Why can Khelif not have Swyer? Well, these are not just words. There are outcomes. Someone with Swyer will present as entirely feminine. They do not produce testosterone at an appreciable level so they will not be at all virilised at puberty. Khelif clearly is. Even if he was a female, he is one that has been strongly affected by testosterone. He is very well muscled, broad shouldered, flat chested. Of course, women can present that way but not women with Swyer.

Nor is he likely to have CAIS, which might have provided him with said vagina. In CAIS, a genetic male is not sensitive to androgens. But again, Khelif very much looks like someone who has responded to androgens during puberty. His voice is broken. His features are virilised, not just "manly". Still, it's not impossible, just extremely unlikely. And I do think we can apply Occam's Razor.

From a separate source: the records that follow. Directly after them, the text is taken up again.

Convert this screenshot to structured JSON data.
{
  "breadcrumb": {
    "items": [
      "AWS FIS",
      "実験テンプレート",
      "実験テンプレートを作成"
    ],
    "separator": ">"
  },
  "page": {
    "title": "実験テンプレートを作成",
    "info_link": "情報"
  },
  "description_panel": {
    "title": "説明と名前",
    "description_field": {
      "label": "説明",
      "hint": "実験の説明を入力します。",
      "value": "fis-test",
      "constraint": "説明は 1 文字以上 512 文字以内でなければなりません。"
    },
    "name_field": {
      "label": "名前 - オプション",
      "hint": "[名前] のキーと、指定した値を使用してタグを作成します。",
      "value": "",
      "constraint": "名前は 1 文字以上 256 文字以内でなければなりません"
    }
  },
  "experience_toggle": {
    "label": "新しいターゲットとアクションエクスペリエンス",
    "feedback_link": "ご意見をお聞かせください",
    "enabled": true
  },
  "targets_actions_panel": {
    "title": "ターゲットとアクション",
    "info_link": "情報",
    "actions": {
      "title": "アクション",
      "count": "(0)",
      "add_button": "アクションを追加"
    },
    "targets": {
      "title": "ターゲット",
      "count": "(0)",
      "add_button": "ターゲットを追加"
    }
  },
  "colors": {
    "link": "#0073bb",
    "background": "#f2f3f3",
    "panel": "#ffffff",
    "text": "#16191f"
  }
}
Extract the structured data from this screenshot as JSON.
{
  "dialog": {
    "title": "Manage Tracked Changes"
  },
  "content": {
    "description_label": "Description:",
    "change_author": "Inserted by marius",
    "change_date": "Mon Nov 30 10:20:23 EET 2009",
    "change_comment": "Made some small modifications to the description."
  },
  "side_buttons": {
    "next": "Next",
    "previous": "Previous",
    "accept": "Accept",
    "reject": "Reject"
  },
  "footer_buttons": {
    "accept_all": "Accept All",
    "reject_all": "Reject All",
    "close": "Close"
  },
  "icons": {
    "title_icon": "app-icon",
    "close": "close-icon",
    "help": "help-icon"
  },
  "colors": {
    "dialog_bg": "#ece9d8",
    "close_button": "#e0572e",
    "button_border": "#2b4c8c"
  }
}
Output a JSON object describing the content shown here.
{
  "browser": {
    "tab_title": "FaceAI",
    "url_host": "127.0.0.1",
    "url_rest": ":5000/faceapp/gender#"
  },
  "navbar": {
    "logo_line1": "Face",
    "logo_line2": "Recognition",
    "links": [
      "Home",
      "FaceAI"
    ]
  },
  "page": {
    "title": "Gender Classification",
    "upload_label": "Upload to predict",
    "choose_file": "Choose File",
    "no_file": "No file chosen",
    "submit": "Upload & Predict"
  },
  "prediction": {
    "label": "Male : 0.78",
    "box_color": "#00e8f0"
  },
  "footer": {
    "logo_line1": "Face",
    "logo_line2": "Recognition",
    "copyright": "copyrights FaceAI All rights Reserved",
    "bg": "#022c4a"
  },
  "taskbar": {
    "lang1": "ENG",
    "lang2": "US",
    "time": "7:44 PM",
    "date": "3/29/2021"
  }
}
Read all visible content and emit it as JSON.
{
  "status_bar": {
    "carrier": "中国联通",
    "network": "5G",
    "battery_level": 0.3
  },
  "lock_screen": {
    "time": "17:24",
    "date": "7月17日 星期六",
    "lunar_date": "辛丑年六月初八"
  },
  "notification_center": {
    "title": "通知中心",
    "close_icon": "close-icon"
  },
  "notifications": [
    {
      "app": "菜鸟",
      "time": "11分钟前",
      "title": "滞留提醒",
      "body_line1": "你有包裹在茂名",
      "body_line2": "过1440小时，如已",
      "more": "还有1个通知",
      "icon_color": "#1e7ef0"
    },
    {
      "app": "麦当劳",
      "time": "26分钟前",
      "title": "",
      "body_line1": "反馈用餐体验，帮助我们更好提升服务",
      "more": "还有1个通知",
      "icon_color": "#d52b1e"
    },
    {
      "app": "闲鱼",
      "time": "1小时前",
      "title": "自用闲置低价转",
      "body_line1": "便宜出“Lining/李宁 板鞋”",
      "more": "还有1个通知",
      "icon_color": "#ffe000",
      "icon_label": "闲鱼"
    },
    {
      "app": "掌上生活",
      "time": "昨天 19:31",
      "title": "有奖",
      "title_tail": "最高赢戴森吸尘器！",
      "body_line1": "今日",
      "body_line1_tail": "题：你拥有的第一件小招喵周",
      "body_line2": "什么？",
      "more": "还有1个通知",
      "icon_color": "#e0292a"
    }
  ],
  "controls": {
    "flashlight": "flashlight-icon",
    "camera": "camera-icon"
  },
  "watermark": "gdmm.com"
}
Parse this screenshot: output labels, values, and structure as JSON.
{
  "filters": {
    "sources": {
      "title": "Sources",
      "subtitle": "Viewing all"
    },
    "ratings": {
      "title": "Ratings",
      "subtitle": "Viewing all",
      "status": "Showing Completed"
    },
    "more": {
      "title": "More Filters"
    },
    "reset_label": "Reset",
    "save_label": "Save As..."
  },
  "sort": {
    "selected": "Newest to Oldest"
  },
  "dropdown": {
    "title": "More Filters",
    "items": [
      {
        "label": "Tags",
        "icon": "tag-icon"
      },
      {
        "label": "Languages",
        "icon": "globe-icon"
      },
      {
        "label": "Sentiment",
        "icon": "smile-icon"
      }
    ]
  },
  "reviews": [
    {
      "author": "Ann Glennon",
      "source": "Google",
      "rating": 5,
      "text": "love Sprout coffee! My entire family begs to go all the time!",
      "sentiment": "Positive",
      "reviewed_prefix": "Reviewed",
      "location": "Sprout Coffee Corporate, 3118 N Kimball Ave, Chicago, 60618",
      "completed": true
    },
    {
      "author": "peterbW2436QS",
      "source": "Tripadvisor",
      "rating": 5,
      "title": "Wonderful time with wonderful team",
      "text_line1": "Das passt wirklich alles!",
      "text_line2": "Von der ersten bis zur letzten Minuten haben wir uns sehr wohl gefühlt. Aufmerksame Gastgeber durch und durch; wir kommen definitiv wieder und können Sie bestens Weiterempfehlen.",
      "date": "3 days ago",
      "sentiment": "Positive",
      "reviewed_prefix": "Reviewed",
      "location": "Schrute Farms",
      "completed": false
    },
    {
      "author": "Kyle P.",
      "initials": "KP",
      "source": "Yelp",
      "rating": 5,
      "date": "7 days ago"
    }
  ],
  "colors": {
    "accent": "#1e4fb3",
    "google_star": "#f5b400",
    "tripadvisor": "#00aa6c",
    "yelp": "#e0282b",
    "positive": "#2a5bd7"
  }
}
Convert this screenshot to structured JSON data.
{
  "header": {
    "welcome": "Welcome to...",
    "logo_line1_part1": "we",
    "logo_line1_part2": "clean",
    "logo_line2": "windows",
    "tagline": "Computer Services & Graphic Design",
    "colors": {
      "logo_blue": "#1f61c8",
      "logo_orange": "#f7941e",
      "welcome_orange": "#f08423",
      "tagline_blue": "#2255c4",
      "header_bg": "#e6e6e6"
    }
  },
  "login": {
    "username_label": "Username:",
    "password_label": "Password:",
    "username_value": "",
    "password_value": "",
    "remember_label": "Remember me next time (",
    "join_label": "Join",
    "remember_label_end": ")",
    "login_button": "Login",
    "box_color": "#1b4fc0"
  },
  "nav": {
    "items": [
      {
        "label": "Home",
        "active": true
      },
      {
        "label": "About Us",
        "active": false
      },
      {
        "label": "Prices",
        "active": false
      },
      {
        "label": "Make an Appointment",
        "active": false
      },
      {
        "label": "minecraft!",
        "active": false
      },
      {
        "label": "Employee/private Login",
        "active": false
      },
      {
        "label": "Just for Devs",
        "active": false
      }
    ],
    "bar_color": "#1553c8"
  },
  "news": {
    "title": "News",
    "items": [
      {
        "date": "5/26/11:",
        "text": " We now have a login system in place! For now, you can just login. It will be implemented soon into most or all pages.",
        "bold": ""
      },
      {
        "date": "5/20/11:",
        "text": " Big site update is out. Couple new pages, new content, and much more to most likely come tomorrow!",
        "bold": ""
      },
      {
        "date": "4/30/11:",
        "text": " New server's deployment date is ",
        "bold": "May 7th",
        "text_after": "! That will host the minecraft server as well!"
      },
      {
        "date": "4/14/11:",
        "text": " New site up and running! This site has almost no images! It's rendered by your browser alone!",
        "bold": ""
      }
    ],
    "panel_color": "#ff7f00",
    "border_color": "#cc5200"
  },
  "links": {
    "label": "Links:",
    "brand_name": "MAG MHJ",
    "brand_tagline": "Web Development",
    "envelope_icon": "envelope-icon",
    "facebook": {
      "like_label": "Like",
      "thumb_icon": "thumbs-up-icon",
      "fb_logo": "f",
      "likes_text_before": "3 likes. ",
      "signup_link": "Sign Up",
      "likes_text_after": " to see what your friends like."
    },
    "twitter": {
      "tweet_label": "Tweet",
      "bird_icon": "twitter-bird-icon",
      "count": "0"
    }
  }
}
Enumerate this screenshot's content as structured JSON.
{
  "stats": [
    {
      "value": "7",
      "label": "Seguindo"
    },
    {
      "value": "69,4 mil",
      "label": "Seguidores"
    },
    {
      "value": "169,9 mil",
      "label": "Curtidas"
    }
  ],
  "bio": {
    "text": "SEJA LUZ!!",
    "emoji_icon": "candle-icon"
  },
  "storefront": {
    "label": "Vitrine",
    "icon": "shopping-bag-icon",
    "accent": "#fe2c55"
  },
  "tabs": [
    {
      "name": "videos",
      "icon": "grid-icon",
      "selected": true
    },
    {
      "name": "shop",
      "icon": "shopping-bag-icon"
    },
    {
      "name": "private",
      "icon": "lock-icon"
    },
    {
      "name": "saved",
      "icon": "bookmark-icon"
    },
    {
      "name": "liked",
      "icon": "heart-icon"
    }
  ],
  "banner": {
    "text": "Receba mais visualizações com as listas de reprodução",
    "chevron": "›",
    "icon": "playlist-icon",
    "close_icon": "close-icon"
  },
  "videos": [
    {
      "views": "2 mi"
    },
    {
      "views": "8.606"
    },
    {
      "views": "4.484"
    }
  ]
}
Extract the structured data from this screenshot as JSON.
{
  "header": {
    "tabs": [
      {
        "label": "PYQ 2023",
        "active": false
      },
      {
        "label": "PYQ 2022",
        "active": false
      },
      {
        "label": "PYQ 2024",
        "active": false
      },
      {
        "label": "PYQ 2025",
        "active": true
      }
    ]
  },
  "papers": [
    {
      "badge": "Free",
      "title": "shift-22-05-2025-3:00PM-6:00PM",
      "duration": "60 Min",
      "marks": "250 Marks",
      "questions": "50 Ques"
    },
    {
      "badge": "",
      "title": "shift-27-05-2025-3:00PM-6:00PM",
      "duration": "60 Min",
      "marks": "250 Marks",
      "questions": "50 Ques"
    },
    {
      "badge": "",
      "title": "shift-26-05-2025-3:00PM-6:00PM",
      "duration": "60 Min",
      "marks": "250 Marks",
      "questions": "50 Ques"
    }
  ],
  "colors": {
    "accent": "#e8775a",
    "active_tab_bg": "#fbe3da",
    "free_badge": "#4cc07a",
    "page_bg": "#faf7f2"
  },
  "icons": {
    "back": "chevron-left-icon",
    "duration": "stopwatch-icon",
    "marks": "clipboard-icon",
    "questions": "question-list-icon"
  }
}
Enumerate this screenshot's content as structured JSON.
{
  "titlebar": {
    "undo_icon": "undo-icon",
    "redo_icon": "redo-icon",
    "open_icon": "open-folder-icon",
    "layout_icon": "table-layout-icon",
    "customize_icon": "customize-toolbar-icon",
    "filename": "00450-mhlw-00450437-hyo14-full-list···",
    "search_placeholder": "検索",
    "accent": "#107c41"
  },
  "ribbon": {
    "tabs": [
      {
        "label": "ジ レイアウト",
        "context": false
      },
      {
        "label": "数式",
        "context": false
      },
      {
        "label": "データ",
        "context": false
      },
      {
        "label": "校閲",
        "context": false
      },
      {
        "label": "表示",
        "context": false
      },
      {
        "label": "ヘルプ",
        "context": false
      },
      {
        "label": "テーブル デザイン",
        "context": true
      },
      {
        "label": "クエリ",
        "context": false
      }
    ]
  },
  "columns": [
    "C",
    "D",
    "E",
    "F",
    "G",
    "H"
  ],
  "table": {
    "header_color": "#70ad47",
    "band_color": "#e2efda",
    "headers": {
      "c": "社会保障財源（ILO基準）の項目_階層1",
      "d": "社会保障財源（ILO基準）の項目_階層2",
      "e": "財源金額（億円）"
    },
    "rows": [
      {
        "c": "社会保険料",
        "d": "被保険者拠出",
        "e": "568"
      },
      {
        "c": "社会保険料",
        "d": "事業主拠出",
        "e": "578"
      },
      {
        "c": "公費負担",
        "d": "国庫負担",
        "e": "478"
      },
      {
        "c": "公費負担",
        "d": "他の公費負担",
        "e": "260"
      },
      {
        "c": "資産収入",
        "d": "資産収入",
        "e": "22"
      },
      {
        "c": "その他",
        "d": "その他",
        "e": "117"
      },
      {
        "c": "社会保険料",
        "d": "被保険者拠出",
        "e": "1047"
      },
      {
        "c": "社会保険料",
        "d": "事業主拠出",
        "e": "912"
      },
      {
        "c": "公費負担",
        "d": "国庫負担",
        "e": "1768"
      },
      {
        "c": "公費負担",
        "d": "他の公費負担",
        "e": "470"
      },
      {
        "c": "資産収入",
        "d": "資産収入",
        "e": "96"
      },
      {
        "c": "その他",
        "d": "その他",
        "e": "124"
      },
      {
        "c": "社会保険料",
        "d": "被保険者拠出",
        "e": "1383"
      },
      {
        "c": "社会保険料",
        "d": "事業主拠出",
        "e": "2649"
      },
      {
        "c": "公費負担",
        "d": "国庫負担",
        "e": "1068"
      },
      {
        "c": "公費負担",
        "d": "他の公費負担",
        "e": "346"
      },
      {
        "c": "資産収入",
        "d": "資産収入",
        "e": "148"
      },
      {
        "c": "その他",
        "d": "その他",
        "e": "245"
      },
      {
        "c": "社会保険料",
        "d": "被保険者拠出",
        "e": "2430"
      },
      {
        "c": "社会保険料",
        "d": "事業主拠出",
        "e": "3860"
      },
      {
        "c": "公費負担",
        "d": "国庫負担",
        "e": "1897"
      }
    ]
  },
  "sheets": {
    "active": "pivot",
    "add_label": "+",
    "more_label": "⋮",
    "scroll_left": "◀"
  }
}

Next up, some claimed he had XXY chromosomes and this meant he would show up XY on a test. This is beyond nonsense. XXY males have Klinefelter's syndrome and are clearly male. They have penises and visible testicles. And they do not have XY chromosomes!

Along with bullshit about his genetic makeup, stories about Algeria's anti-trans stance also spread. Algeria would have killed him! It would not permit a man to pretend to be a woman.

Now, not to impugn Algeria but that's obviously nonsense. There's no reason to imagine that Algeria is either all that integrated in its thinking or unwilling to go with the flow and just accept the gold medal. Algeria has only ever won a handful. 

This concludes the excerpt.